Sol Kemalist çevrelerce de olay takip ediliyor. Bu muhitlerde dolaşan kimseler genellikle İran direnişini bir özgürlük mücadelesi olarak görüyor ve Türkiye’de 2013’te gerçekleşmiş olan Gezi isyanlarıyla benzeştiriyor. Bu kimselere göre her iki olayda da “direnenler” demokrasi istiyor.
 
Bu bakış temelde ve kökten hatalı. İki olayda da direniş var. İran’da insanlar hak ve özgürlükleri için direniyor. Türkiye’de ise demokratik hak ve özgürlükler için direnen isyancılar değil kendisine isyan edilen demokratik hükûmetti.
 
İran’da totaliter bir İslamî yönetim var. Siyasal çoğulluk yok; iktidarın göreve geliş ve gidişinin kelimenin gerçek anlamında halk tarafından belirlenmesi söz konusu değil. Hemen her konuda resmî bir görüş ve pozisyon mevcut ve tüm vatandaşların buna göre tavır alması bir mecburiyet. Bu çerçevede belli bir kıyafet kodu dayatılıyor; kadınlar bir şekilde başını örtmeye zorlanıyor. Bu emre uymayanlar rejimin baskısı ile karşılaşıyor.
 
Olaylar da bir kadının -Mahsa Amini’nin- bu yüzden polis gözetimindeyken hayatını kaybetmesiyle başladı. Dolayısıyla İran’da insanlar rejimin insan haklarına aykırı baskısına karşı direniyor.
 
Türkiye’de ise Gezi isyanlarında insan haklarına ilişkin olmayan bir konuda çıkan ihtilafta demokratik usullerle işbaşına gelmiş hükûmetin karar alması ve uygulaması zorla önlenmek istendi. Günlerce Gezi Parkı ve Taksim Meydanı işgal edildi. Sokak şiddeti kullanıldı. Kamusal ve özel mülklere zarar verildi. İsyancılar halkın kendilerinden ibaret olduğundan emindi; nitekim hükûmetin demokratik meşruiyeti kuvvetlendirmek için mesele hakkında referanduma gidilmesi talebi reddedildi.
 
İsyancılar zaman zaman ağaçların korunması üzerinden çevreciliğe sığındı. Tipik sosyalist kafayla bilimin kendi dediklerinin yapılmasını emrettiğini ileri sürdü. Hükûmetin demokratik meşruiyete dayandığını ve arkasında büyük bir toplum desteği olduğunu unuttu…
 
Bu nitelikleriyle olaylar arasındaki benzerlik ortada. İran’da halk demokratik hak ve özgürlükler için baskıcı bir siyasi rejime karşı direniyor. Türkiye’de ise tam tersi söz konusuydu; meşru iktidara karşı gayrimeşru bir sokak savaşı açılmıştı.
 
İran ile Türkiye arasında bir paralellik kurmak kuşkusuz mümkün. Türkiye’de başörtüsü yasağı ile İran’da başörtüsü mecburiyeti birbirine denk düşüyor. Türkiye’de insan hak ve özgürlükleri, insanların başını zorla açmaya çalışmakla ihlâl ediliyordu. İkna odaları, disiplin soruşturmaları, derslere almama üniversitelere sokmama, polis zoruyla insanların başını açma, başını örtenleri ilkel ve geri olmakla suçlama gibi olaylar bu çerçevede görülebilir.

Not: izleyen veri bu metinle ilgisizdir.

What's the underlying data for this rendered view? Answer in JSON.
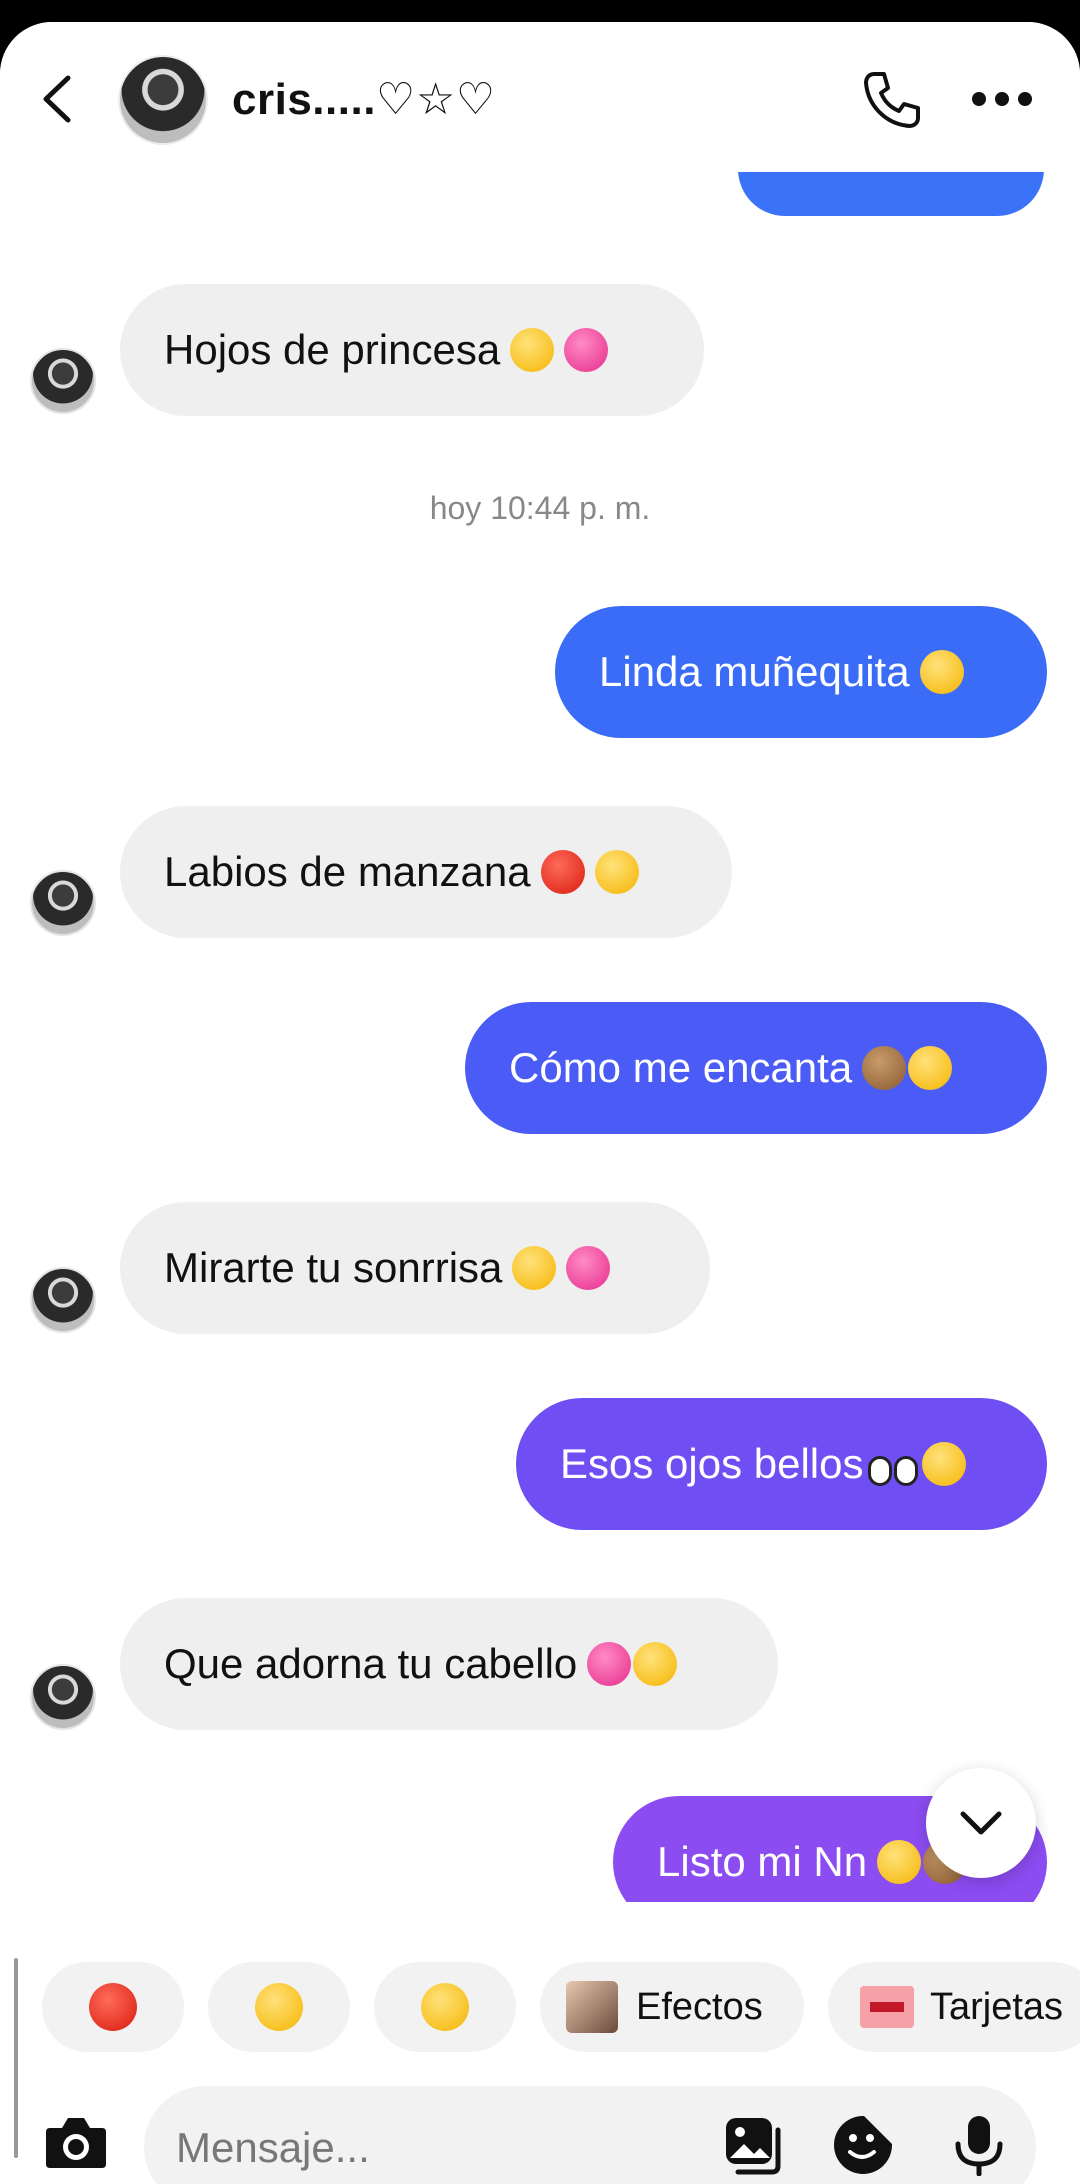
{
  "header": {
    "contact_name": "cris.....♡☆♡"
  },
  "timestamp": "hoy 10:44 p. m.",
  "messages": [
    {
      "from": "them",
      "text": "Hojos de princesa",
      "emojis": [
        "princess-emoji",
        "two-hearts-emoji"
      ]
    },
    {
      "from": "me",
      "text": "Linda muñequita",
      "emojis": [
        "heart-eyes-emoji"
      ]
    },
    {
      "from": "them",
      "text": "Labios de manzana",
      "emojis": [
        "apple-emoji",
        "drooling-emoji"
      ]
    },
    {
      "from": "me",
      "text": "Cómo me encanta",
      "emojis": [
        "see-no-evil-monkey-emoji",
        "heart-eyes-emoji"
      ]
    },
    {
      "from": "them",
      "text": "Mirarte tu sonrrisa",
      "emojis": [
        "smiling-emoji",
        "two-hearts-emoji"
      ]
    },
    {
      "from": "me",
      "text": "Esos ojos bellos",
      "emojis": [
        "eyes-emoji",
        "heart-eyes-emoji"
      ]
    },
    {
      "from": "them",
      "text": "Que adorna tu cabello",
      "emojis": [
        "two-hearts-emoji",
        "kissing-emoji"
      ]
    },
    {
      "from": "me",
      "text": "Listo mi Nn",
      "emojis": [
        "heart-eyes-emoji",
        "monkey-emoji"
      ]
    }
  ],
  "quick_reactions": [
    {
      "icon": "red-heart-emoji"
    },
    {
      "icon": "tears-of-joy-emoji"
    },
    {
      "icon": "thumbs-up-emoji"
    }
  ],
  "chips": {
    "effects_label": "Efectos",
    "cards_label": "Tarjetas"
  },
  "composer": {
    "placeholder": "Mensaje..."
  },
  "colors": {
    "bubble_blue": "#3a72f8",
    "bubble_indigo": "#4a5cf5",
    "bubble_violet": "#6f4ff4",
    "bubble_purple": "#8b4cf1",
    "incoming_bubble": "#efefef"
  }
}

Devamı: https://www.haber7.com/yazarlar/atilla-yayla/3282042-iran-direnisi-ve-gezi-isyanlari

Bu haber toplam 185 defa okunmuştur
  • Yorumlar 0
    UYARI: Küfür, hakaret, rencide edici cümleler veya imalar, inançlara saldırı içeren, imla kuralları ile yazılmamış,
    Türkçe karakter kullanılmayan ve büyük harflerle yazılmış yorumlar onaylanmamaktadır.
    Bu habere henüz yorum eklenmemiştir.
Diğer Haberler
Tüm Hakları Saklıdır © 2012 Türkiye Yazarlar Birliği | İzinsiz ve kaynak gösterilmeden yayınlanamaz. Sitede yayınlanan yazıların sorumluluğu yazarlarına aittir.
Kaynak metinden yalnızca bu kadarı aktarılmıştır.